Dongping Zhang, Angelos Chatzimparmpas, Negar Kamali, Jessica Hullman
ACM Human Factors in Computing Systems (CHI) 2024 | BEST PAPER HONORABLE MENTION
Overview diagram of our key experimental manipulations: (1) Five different covariate shifts are imposed through synthetic image corruption to create five replications of the conformal hold-out set, each containing images that are OOD. (2) Images in each conformal hold-out set are categorized by the classifier's prediction confidence for difficulty and the size of the derived set. Ten task images representative of the categories used to define each group are selected. (3) Participants label 16 task images sampled from 80 candidate images: four in-distribution and 12 OOD, balanced by difficulty and set size, presented in randomized order. (4) Based on the conditions assigned, participants may complete labeling tasks without predictions (i.e., baseline) or with access to prediction displays that vary in the content provided by uncertainty quantification (i.e., Top-1, Top-10, or prediction set).

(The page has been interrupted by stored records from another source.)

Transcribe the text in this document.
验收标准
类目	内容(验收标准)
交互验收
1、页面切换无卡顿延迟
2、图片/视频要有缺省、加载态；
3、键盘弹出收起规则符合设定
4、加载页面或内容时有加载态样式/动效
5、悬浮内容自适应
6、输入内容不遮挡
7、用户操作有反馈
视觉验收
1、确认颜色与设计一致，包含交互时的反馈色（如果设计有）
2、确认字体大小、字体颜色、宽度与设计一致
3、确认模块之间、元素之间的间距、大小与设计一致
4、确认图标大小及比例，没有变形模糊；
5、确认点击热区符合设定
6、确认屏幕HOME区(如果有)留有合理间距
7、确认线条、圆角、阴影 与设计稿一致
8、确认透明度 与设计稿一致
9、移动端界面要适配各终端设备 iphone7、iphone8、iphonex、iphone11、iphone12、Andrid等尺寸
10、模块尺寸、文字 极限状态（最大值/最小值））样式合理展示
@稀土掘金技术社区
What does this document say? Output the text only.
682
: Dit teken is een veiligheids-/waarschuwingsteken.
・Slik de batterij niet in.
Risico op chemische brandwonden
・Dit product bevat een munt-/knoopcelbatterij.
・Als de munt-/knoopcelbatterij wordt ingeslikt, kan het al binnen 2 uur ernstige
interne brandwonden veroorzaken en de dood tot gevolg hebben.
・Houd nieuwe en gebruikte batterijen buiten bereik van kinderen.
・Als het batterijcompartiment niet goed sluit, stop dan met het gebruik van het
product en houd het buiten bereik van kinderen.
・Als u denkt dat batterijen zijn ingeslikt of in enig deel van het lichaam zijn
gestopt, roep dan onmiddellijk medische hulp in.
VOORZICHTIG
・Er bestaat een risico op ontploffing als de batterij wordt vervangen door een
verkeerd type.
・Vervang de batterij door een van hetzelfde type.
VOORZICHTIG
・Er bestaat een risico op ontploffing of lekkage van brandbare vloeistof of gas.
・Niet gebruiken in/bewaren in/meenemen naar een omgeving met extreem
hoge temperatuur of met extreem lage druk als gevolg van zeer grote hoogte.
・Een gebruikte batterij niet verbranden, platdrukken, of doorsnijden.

As deep neural networks are more commonly deployed in high-stakes domains, their black-box nature makes uncertainty quantification challenging. We investigate the effects of presenting conformal prediction sets—a distribution-free class of methods for generating prediction sets with specified coverage—to express uncertainty in AI-advised decision-making. Through a large online experiment, we compare the utility of conformal prediction sets to displays of Top-1 and Top-k predictions for AI-advised image labeling. In a pre-registered analysis, we find that the utility of prediction sets for accuracy varies with the difficulty of the task: while they result in accuracy on par with or less than Top-1 and Top-k displays for easy images, prediction sets excel at assisting humans in labeling out-of-distribution (OOD) images, especially when the set size is small. Our results empirically pinpoint practical challenges of conformal prediction sets and provide implications on how to incorporate them for real-world decision-making.